Interessant. Das scheint also vom Konzept im UK relativ ähnlich zu meinem Vorschlag zu sein. Vielleicht sollte man noch klarstellen, dass die “Überstunden” aber nicht mit einem bestimmten Faktor umgerechnet werden dürfen und anschließend bei 500 Euro gekappt werden (auch erst kürzlich vom BVerwG zugelassene Gebührenpraxis :/), sondern dass da immer noch “Gebührengerechtigkeit” vorliegen muss. Wenn eine Anfrage, die 40 Stunden Arbeitszeit verursacht, z. B. den Höchstsatz von 500 Euro kostet, so darf eine Anfrage, die nur 11 Stunden Arbeitszeit verursacht ja nicht ganze 50 Euro oder so kosten, sondern vielleicht nur 5-20 Euro.

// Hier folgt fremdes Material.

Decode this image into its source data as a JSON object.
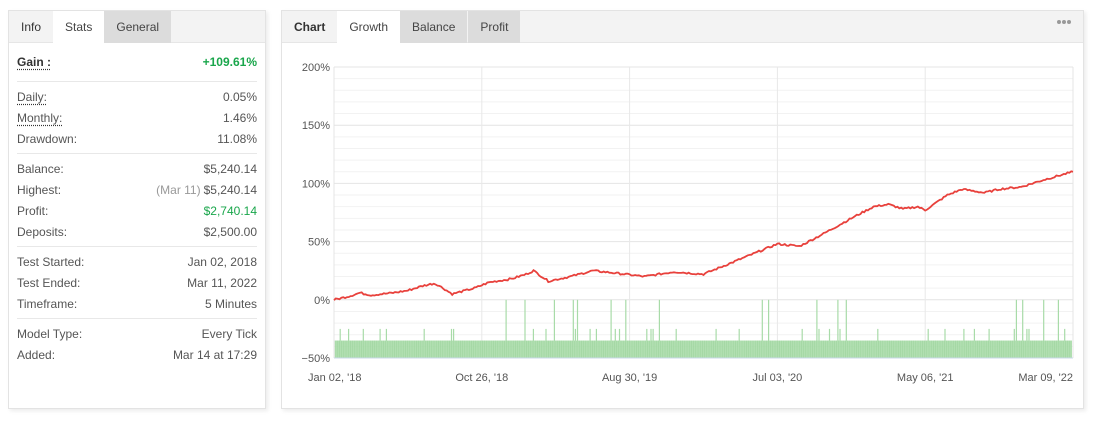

Das stimmt. Wobei man das auch durch eine einfache Formulierungswahl gut regeln kann. Also quasi “… fallen Gebühren an für erforderliche Amtshandlungen, die der antragstellenden Person zugerechnet werden können” oder so ähnlich. Vielleicht, da das beim VIG teilweise von den Behörden angedroht wurde, bestimmen, dass die Kosten von Streitigkeiten mit Dritten nicht den antragstellenden Personen auferlegt werden dürfen.

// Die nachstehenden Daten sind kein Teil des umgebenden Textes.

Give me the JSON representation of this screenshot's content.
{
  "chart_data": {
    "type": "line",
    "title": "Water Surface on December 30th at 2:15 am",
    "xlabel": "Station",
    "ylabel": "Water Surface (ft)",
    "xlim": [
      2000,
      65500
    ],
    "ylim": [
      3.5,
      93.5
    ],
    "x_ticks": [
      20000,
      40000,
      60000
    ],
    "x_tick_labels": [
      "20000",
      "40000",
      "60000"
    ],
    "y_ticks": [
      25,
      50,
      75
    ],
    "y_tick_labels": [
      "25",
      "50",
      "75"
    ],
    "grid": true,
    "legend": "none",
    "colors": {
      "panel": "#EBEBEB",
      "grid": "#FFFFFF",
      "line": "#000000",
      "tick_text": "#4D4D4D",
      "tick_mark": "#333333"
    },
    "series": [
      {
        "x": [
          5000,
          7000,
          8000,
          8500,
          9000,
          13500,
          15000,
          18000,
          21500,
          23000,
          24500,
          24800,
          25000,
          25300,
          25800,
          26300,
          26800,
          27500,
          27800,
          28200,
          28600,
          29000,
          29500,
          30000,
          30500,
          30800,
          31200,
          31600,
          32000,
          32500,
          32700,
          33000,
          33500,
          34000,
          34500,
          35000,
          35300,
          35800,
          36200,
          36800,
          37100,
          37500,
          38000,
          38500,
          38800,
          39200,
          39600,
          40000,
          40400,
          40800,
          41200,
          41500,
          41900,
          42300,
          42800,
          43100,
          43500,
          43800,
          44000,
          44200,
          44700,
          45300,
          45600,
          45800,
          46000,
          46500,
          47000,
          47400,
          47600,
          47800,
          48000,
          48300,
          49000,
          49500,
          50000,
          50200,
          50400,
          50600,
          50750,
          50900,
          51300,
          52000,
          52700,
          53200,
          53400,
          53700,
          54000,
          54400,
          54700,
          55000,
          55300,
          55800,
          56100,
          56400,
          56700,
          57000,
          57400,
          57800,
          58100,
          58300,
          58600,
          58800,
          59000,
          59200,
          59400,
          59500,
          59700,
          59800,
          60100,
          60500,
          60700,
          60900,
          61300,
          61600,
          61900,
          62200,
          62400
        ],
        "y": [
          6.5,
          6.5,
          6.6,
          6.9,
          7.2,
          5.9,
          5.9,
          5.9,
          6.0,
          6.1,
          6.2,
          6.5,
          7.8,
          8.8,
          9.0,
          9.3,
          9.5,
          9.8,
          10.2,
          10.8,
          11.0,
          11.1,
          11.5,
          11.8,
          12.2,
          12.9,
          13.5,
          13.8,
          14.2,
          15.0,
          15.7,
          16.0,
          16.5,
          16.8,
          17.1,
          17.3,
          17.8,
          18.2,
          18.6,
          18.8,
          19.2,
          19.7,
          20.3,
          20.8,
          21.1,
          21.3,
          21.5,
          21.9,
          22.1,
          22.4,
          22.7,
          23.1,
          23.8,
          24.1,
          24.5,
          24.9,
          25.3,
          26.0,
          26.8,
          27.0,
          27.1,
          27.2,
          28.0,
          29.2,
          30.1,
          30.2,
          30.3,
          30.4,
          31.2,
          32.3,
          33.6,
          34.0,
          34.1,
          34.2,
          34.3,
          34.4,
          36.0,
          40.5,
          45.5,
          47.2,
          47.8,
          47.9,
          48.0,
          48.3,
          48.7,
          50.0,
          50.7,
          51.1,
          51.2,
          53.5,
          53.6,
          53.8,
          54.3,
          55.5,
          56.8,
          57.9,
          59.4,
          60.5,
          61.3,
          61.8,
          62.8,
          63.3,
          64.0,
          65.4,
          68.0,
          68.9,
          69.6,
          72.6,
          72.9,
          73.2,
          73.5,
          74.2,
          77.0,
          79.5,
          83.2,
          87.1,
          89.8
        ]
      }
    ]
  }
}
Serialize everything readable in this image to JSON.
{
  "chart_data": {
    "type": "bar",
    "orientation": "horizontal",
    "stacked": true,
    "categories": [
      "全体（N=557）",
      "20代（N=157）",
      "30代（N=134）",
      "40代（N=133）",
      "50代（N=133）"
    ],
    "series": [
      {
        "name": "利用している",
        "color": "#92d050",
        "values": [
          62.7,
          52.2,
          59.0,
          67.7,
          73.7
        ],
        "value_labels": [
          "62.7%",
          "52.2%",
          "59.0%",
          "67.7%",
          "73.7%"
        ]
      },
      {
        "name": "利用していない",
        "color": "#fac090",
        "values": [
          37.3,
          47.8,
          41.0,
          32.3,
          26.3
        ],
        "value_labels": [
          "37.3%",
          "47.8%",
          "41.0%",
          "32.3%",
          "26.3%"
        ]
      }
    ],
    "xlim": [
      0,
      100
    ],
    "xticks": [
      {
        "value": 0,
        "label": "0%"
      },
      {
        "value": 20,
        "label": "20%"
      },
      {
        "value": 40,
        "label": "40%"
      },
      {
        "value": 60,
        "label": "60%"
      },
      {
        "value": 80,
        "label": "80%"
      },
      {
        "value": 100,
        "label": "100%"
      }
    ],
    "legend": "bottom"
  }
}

Ich halte dies für die einzige sinnvolle Variante. Die 2. Variante ist zwar sogar noch effektiver, aber das wird nicht umsetzbar sein. Der BfDI ist auch eben nicht so wirklich thematisch immer drin. Rechtlich würde Variante 2 sicher auch enorme Hürden darstellen (Eventuell verfassungsrechtlich)

Variante 3 entspricht ein wenig dem HmbTG. Diese Variante halte ich für zu schwach und würde extremst selten genutzt werden.

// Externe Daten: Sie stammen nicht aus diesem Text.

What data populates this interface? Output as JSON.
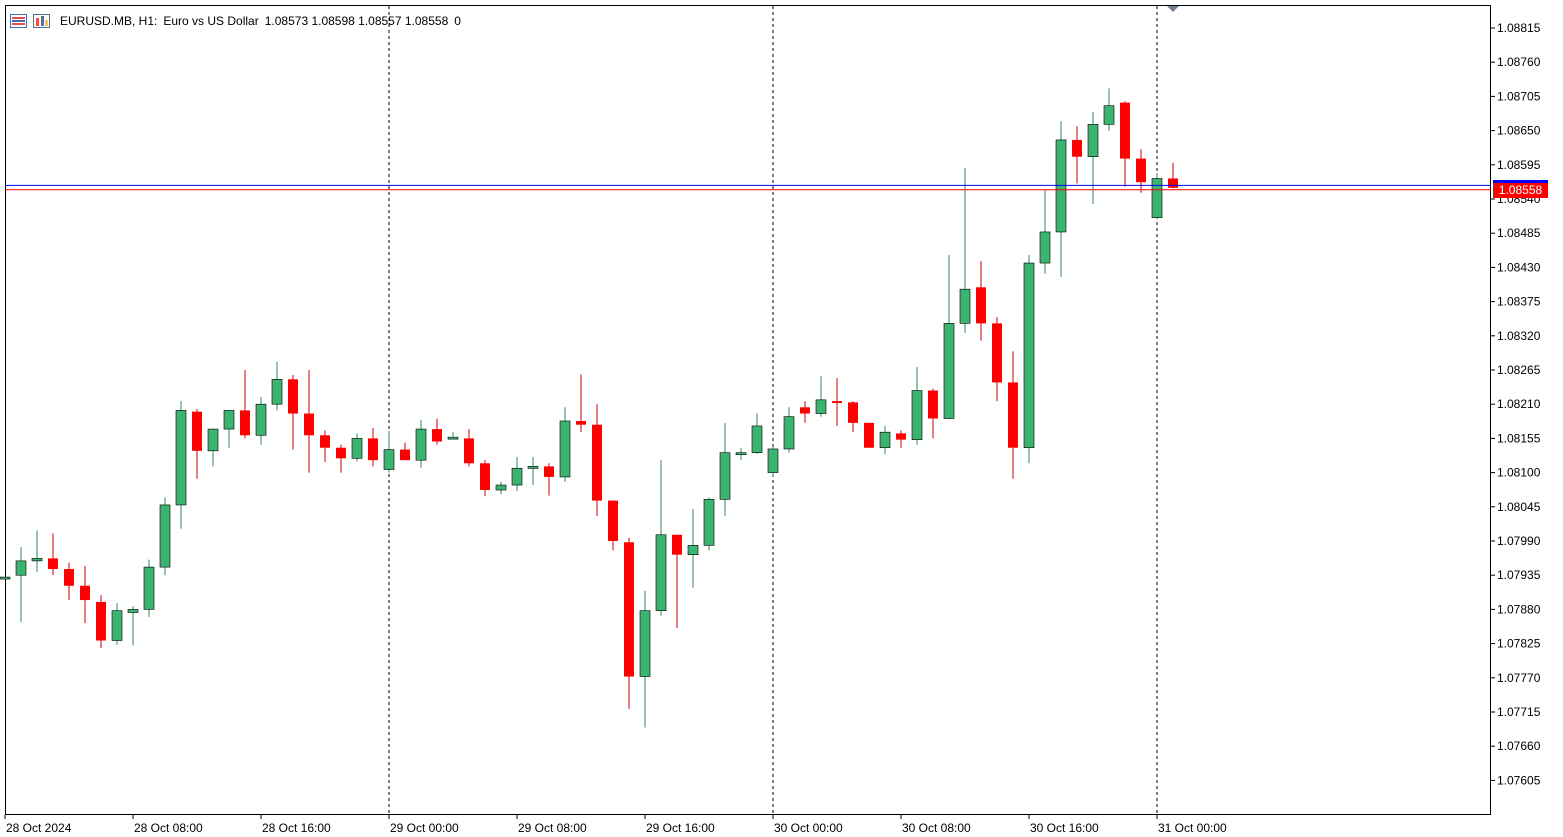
{
  "header": {
    "symbol": "EURUSD.MB, H1:",
    "description": "Euro vs US Dollar",
    "ohlc": "1.08573 1.08598 1.08557 1.08558",
    "volume": "0"
  },
  "price_tag": "1.08558",
  "colors": {
    "bull": "#3cb371",
    "bear": "#ff0000",
    "bid_line": "#ff0000",
    "ask_line": "#0000ff",
    "grid": "#000000"
  },
  "icons": [
    "list-icon",
    "chart-bars-icon"
  ],
  "chart_data": {
    "type": "candlestick",
    "timeframe": "H1",
    "y_ticks": [
      "1.08815",
      "1.08760",
      "1.08705",
      "1.08650",
      "1.08595",
      "1.08540",
      "1.08485",
      "1.08430",
      "1.08375",
      "1.08320",
      "1.08265",
      "1.08210",
      "1.08155",
      "1.08100",
      "1.08045",
      "1.07990",
      "1.07935",
      "1.07880",
      "1.07825",
      "1.07770",
      "1.07715",
      "1.07660",
      "1.07605"
    ],
    "x_labels": [
      "28 Oct 2024",
      "28 Oct 08:00",
      "28 Oct 16:00",
      "29 Oct 00:00",
      "29 Oct 08:00",
      "29 Oct 16:00",
      "30 Oct 00:00",
      "30 Oct 08:00",
      "30 Oct 16:00",
      "31 Oct 00:00"
    ],
    "day_separators": [
      "29 Oct 00:00",
      "30 Oct 00:00",
      "31 Oct 00:00"
    ],
    "bid": 1.08558,
    "ask": 1.08562,
    "candles": [
      [
        1.07932,
        1.07932,
        1.07932,
        1.07932
      ],
      [
        1.07935,
        1.0798,
        1.0786,
        1.07958
      ],
      [
        1.07958,
        1.08007,
        1.0794,
        1.07962
      ],
      [
        1.07962,
        1.08002,
        1.07935,
        1.07945
      ],
      [
        1.07945,
        1.07955,
        1.07895,
        1.07918
      ],
      [
        1.07918,
        1.0795,
        1.07858,
        1.07895
      ],
      [
        1.07892,
        1.07903,
        1.07818,
        1.0783
      ],
      [
        1.0783,
        1.0789,
        1.07823,
        1.07878
      ],
      [
        1.07875,
        1.07885,
        1.07822,
        1.0788
      ],
      [
        1.0788,
        1.0796,
        1.07868,
        1.07948
      ],
      [
        1.07948,
        1.0806,
        1.07935,
        1.08048
      ],
      [
        1.08048,
        1.08215,
        1.0801,
        1.082
      ],
      [
        1.08198,
        1.08202,
        1.0809,
        1.08135
      ],
      [
        1.08135,
        1.0817,
        1.0811,
        1.0817
      ],
      [
        1.0817,
        1.082,
        1.0814,
        1.082
      ],
      [
        1.082,
        1.08265,
        1.08155,
        1.0816
      ],
      [
        1.0816,
        1.08222,
        1.08145,
        1.0821
      ],
      [
        1.0821,
        1.08278,
        1.082,
        1.0825
      ],
      [
        1.0825,
        1.08257,
        1.08137,
        1.08195
      ],
      [
        1.08195,
        1.08265,
        1.081,
        1.0816
      ],
      [
        1.0816,
        1.08168,
        1.08117,
        1.0814
      ],
      [
        1.0814,
        1.08145,
        1.081,
        1.08123
      ],
      [
        1.08123,
        1.08163,
        1.08118,
        1.08155
      ],
      [
        1.08155,
        1.08172,
        1.0811,
        1.0812
      ],
      [
        1.08105,
        1.08167,
        1.081,
        1.08137
      ],
      [
        1.08137,
        1.08148,
        1.0812,
        1.0812
      ],
      [
        1.0812,
        1.08185,
        1.08108,
        1.0817
      ],
      [
        1.0817,
        1.08187,
        1.08145,
        1.0815
      ],
      [
        1.08157,
        1.08165,
        1.08158,
        1.08157
      ],
      [
        1.08155,
        1.0817,
        1.0811,
        1.08115
      ],
      [
        1.08115,
        1.0812,
        1.08062,
        1.08072
      ],
      [
        1.08072,
        1.08085,
        1.08065,
        1.0808
      ],
      [
        1.0808,
        1.08125,
        1.0807,
        1.08107
      ],
      [
        1.08107,
        1.08125,
        1.0808,
        1.0811
      ],
      [
        1.0811,
        1.08115,
        1.08063,
        1.08093
      ],
      [
        1.08093,
        1.08205,
        1.08085,
        1.08183
      ],
      [
        1.08183,
        1.08258,
        1.08165,
        1.08177
      ],
      [
        1.08177,
        1.0821,
        1.0803,
        1.08055
      ],
      [
        1.08055,
        1.08055,
        1.07975,
        1.0799
      ],
      [
        1.07988,
        1.07995,
        1.0772,
        1.07772
      ],
      [
        1.07772,
        1.0791,
        1.0769,
        1.07878
      ],
      [
        1.07878,
        1.0812,
        1.0787,
        1.08
      ],
      [
        1.08,
        1.08,
        1.0785,
        1.07968
      ],
      [
        1.07968,
        1.08042,
        1.07915,
        1.07983
      ],
      [
        1.07983,
        1.0806,
        1.07975,
        1.08057
      ],
      [
        1.08057,
        1.0818,
        1.0803,
        1.08132
      ],
      [
        1.08132,
        1.0814,
        1.0812,
        1.08132
      ],
      [
        1.08132,
        1.08195,
        1.0813,
        1.08175
      ],
      [
        1.081,
        1.08142,
        1.08095,
        1.08138
      ],
      [
        1.08138,
        1.08205,
        1.08132,
        1.0819
      ],
      [
        1.08205,
        1.08215,
        1.0818,
        1.08195
      ],
      [
        1.08195,
        1.08255,
        1.0819,
        1.08217
      ],
      [
        1.08215,
        1.08252,
        1.08175,
        1.08213
      ],
      [
        1.08213,
        1.08215,
        1.08165,
        1.0818
      ],
      [
        1.0818,
        1.0818,
        1.0814,
        1.0814
      ],
      [
        1.0814,
        1.08175,
        1.0813,
        1.08165
      ],
      [
        1.08163,
        1.08168,
        1.0814,
        1.08153
      ],
      [
        1.08153,
        1.0827,
        1.08145,
        1.08232
      ],
      [
        1.08232,
        1.08235,
        1.08155,
        1.08187
      ],
      [
        1.08187,
        1.0845,
        1.08187,
        1.0834
      ],
      [
        1.0834,
        1.0859,
        1.08325,
        1.08395
      ],
      [
        1.08398,
        1.0844,
        1.08312,
        1.0834
      ],
      [
        1.0834,
        1.0835,
        1.08215,
        1.08245
      ],
      [
        1.08245,
        1.08295,
        1.0809,
        1.0814
      ],
      [
        1.0814,
        1.0845,
        1.08115,
        1.08437
      ],
      [
        1.08437,
        1.08555,
        1.0842,
        1.08487
      ],
      [
        1.08487,
        1.08665,
        1.08415,
        1.08635
      ],
      [
        1.08635,
        1.08657,
        1.08565,
        1.08608
      ],
      [
        1.08608,
        1.0868,
        1.08532,
        1.0866
      ],
      [
        1.0866,
        1.08718,
        1.0865,
        1.0869
      ],
      [
        1.08695,
        1.08697,
        1.0856,
        1.08605
      ],
      [
        1.08605,
        1.0862,
        1.0855,
        1.08567
      ],
      [
        1.0851,
        1.08582,
        1.08507,
        1.08573
      ],
      [
        1.08573,
        1.08598,
        1.08557,
        1.08558
      ]
    ]
  }
}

Somit bleibt Variante 1. Außerdem muss klargestellt werden, dass der BfDI sich Unterlagen jederzeit während einer Vermittlung hinzuziehen darf, um sie zu bewerten. Einzig bei Unterlagen, die das Wohl des Bundes etc. betreffen kann der BfDI die Einsicht vor Ort vornehmen. Abgelehnt werden darf dies aber nicht.

Der Rechtsweg selbst ist m.E. auch zu lang. Die Methodik in der Schweiz halte ich für interessant: Fedlex

Eine positive Empfehlung kommt hier im Grunde einer Anordnung gleich, da die Behörde dann dagegen klagen (Beschwerde einreichen) muss. Und dies relativ schnell.

EDIT: Die Behörde erlässt eine Verfügung (Also einen Bescheid). Da muss ich mich also korrigieren. Eine Anordnungsbefugnis gibt es auch dort nicht (Schweiz).

Ich halte die Befugnis aber für enorm wichtig, da sie die Behörde zur Klage zwingt und es gar kein Kostenrisiko mehr für den Antragsteller gibt.